The Nuclear Regulatory Commission has issued a letter asking Exelon Generation Co. to address the NRC’s concerns with Dresden Nuclear Station’s response plan for external flooding events. The two-unit plant is located in Morris, Ill., 25 miles southwest of Joliet.
NRC inspectors identified multiple areas of concern during recent inspections conducted in response to the Fukushima Dai-ichi accident. The issues pertain to the plant’s plan to respond to a Probable Maximum Flood – a hypothetical flooding level which postulates the largest conceivable flood from the combination of the most severe meteorological and hydrologic conditions. Such conditions have never been known to occur in this area and are highly improbable. The issues with Dresden’s flood response plan do not represent an immediate safety issue but are an area the NRC would like additional information on to ensure it meets post-Fukushima standards.

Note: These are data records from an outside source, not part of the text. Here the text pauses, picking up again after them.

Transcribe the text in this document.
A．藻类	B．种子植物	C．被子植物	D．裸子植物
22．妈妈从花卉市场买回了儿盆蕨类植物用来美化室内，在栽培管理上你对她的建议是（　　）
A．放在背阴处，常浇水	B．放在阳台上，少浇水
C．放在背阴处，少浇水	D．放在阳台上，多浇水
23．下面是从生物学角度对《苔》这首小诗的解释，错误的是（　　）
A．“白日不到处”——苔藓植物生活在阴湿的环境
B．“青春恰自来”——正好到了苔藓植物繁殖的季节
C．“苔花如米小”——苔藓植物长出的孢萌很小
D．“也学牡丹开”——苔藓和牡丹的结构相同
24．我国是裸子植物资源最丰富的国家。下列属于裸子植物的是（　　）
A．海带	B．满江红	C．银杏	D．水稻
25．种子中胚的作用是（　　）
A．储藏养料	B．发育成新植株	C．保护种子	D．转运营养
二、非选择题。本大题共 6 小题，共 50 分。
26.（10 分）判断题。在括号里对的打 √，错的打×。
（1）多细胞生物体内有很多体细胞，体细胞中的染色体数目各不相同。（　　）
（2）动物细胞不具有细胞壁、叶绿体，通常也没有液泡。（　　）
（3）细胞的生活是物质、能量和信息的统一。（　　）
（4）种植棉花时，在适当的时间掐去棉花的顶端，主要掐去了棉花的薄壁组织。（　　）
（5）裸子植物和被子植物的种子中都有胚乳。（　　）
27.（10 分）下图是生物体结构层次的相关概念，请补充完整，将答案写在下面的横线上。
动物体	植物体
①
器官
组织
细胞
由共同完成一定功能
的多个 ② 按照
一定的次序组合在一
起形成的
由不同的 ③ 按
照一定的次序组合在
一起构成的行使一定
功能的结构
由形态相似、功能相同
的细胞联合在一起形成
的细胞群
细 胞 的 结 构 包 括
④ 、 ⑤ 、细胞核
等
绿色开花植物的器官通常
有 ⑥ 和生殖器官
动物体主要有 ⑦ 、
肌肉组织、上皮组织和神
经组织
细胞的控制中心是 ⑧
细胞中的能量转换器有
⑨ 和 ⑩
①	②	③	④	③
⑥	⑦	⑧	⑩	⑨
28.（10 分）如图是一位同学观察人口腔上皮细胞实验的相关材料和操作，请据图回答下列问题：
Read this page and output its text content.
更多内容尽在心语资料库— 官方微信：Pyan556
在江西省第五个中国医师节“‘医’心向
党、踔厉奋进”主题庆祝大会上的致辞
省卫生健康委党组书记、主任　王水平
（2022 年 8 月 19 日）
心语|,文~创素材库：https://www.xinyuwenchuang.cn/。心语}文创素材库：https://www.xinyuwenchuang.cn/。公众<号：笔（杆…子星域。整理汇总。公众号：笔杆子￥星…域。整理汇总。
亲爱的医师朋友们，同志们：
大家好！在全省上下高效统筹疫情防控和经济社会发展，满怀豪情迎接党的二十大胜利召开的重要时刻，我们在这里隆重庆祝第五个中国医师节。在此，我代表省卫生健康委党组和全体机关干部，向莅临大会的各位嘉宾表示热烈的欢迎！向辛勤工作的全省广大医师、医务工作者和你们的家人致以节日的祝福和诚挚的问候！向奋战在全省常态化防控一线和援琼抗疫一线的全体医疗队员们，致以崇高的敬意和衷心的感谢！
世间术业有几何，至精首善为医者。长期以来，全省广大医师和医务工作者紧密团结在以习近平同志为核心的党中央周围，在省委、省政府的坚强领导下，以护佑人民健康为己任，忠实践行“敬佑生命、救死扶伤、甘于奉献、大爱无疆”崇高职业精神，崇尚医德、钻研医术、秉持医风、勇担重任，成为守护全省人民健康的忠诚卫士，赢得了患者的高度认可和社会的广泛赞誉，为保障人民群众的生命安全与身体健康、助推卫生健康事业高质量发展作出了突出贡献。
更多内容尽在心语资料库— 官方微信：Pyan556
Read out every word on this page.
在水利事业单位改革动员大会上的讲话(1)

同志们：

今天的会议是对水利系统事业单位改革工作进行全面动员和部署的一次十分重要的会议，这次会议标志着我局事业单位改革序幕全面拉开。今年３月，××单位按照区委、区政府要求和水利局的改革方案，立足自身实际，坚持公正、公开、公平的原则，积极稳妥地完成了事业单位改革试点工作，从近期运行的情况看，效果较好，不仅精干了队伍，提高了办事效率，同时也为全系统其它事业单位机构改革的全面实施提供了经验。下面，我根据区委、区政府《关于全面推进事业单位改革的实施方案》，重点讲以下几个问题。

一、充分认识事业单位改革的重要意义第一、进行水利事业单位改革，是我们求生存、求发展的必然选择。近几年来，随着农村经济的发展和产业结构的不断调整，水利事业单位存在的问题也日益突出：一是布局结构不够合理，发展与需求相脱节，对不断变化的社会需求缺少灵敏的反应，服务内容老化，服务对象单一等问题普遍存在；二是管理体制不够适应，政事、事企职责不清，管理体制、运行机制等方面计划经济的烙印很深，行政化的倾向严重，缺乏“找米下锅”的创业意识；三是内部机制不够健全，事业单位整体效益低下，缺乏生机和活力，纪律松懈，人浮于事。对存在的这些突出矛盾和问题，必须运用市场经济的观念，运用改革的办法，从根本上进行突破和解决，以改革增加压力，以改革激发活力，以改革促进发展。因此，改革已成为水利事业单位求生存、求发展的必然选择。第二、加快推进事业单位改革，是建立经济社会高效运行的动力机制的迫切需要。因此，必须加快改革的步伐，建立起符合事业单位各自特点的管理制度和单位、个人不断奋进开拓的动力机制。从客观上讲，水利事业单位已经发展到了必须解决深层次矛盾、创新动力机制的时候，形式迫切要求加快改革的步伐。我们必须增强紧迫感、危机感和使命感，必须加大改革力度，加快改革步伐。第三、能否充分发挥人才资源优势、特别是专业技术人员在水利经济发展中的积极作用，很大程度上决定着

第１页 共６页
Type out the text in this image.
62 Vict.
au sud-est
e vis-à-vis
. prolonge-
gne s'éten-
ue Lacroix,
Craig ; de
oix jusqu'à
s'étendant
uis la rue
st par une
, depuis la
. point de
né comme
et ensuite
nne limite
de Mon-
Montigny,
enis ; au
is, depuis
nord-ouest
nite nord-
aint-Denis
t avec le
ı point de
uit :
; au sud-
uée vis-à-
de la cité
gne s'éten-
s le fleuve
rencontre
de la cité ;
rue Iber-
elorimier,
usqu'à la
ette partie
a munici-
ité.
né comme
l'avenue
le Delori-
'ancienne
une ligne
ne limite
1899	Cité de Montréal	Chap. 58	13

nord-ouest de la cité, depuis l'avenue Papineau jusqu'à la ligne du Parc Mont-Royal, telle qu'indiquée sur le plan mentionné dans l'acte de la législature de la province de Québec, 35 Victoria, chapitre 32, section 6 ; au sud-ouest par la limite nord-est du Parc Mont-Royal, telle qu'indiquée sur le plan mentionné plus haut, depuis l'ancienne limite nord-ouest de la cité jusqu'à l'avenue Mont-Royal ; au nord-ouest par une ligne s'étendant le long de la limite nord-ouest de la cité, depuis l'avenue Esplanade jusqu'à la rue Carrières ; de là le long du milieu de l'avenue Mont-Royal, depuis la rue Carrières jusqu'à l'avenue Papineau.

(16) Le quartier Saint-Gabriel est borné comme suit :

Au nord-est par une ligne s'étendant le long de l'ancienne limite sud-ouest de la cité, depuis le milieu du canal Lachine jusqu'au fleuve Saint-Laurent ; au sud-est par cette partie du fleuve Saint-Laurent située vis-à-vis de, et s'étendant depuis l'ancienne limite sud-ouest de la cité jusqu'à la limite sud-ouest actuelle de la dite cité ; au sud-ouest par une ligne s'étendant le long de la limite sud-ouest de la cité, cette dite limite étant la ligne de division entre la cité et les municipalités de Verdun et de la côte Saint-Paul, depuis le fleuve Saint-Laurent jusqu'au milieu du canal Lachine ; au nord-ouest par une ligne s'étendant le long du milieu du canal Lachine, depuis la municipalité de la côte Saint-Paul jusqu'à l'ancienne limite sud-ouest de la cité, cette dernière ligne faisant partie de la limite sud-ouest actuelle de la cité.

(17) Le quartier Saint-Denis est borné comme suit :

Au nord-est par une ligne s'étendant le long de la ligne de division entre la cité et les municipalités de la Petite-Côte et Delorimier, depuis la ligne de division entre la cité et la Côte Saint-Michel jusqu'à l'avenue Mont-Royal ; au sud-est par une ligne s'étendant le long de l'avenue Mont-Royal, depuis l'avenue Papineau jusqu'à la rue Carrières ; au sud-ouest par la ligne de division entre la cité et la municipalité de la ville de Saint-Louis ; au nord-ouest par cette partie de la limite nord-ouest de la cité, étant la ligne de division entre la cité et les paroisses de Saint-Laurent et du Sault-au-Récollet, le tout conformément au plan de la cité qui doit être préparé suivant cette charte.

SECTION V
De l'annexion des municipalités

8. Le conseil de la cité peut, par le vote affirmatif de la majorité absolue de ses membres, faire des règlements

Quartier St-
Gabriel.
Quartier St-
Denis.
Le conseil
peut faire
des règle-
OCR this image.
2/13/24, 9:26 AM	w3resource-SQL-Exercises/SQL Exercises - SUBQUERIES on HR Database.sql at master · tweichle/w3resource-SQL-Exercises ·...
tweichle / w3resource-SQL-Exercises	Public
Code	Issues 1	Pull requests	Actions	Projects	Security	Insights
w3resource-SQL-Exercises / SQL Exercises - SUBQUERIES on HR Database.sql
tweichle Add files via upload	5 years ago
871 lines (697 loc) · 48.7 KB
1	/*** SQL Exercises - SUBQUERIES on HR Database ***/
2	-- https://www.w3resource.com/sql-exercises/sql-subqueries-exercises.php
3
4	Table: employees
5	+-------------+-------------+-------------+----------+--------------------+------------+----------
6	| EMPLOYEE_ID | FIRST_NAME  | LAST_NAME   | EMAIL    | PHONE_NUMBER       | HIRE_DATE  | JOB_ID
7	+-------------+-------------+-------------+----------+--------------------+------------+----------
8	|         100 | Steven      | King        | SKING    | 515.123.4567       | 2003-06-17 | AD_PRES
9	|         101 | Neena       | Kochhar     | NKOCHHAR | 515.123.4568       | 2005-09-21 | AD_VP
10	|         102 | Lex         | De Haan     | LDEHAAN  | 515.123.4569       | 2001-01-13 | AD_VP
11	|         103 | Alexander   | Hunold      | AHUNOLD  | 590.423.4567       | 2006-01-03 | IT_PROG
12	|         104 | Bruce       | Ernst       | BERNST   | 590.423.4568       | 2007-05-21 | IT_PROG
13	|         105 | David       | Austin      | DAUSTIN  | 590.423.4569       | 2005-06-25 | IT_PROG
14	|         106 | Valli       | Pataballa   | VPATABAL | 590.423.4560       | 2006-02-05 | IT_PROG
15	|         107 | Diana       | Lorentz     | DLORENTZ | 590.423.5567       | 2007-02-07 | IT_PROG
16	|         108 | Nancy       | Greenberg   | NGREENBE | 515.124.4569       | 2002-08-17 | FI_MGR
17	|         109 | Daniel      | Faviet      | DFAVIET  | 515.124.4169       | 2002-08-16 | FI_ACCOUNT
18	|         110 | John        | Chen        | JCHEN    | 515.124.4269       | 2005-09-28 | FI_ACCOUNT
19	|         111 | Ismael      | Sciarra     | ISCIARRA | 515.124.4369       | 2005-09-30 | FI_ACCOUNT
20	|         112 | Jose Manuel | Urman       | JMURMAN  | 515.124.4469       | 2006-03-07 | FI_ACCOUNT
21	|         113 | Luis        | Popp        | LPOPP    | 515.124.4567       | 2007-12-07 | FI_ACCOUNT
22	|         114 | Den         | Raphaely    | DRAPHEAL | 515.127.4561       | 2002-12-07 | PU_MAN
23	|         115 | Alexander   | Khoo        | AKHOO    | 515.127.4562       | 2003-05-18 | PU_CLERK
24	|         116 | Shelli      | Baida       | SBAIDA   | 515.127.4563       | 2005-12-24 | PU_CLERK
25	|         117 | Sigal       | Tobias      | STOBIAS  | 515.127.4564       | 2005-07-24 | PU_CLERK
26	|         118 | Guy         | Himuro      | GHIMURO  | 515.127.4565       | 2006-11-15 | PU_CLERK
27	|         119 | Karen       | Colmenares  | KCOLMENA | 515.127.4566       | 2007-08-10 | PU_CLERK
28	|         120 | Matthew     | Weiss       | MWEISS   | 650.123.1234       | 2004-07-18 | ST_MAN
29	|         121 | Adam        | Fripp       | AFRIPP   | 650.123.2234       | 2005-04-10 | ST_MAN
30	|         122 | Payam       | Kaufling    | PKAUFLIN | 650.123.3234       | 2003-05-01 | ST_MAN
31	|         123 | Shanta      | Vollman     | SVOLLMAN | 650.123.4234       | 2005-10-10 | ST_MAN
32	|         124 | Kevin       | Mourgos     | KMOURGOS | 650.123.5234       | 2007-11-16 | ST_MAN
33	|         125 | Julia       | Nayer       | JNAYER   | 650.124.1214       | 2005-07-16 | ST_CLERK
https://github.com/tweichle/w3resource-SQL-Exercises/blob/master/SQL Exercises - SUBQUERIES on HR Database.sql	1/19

Dresden was originally licensed for operation in 1966 for the flood value of 506.4 feet above mean sea level. The reactor and other plant structures were constructed at 517 feet above mean sea level, 10 feet above the historic flood levels. While the plant was within its design basis at this time, the NRC changed the flood design criteria in 1982 by basing it on a more stringent hypothetical flood value for the area. Dresden developed a response plan to address the disparity between the original and the revised design bases for flooding.
As the agency works to enhance the protection of nuclear plants against extreme natural disasters after the accident in Japan, the issues with Dresden’s flood plan have come into stronger focus.
“We expect the plant to address the concerns with Dresden’s flood plan NRC inspectors identified during recent inspections looking at Dresden’s ability to deal with a hypothetical flood,” said NRC Region III Administrator Charles Casto. “We expect our licensees to be in compliance with the plant’s design and licensing basis.”
The NRC has two major areas of concern with Dresden’s flood response plan:
The quality and viability of the procedure;
The availability and capability of equipment specified in the response plan to fulfill their intended functions.
The NRC asked Exelon to respond the NRC’s letter within 30 days by:
Addressing the list of specific NRC concerns;
Demonstrating that the existing procedures and strategies to respond to postulated maximum flooding events would be successful or offering alternative solutions;
Providing a schedule for the actions the plant intends to take in response to the NRC’s concerns.
After the NRC receives Exelon’s response, a public meeting will be scheduled to provide a forum for discussing these issues with members of the public.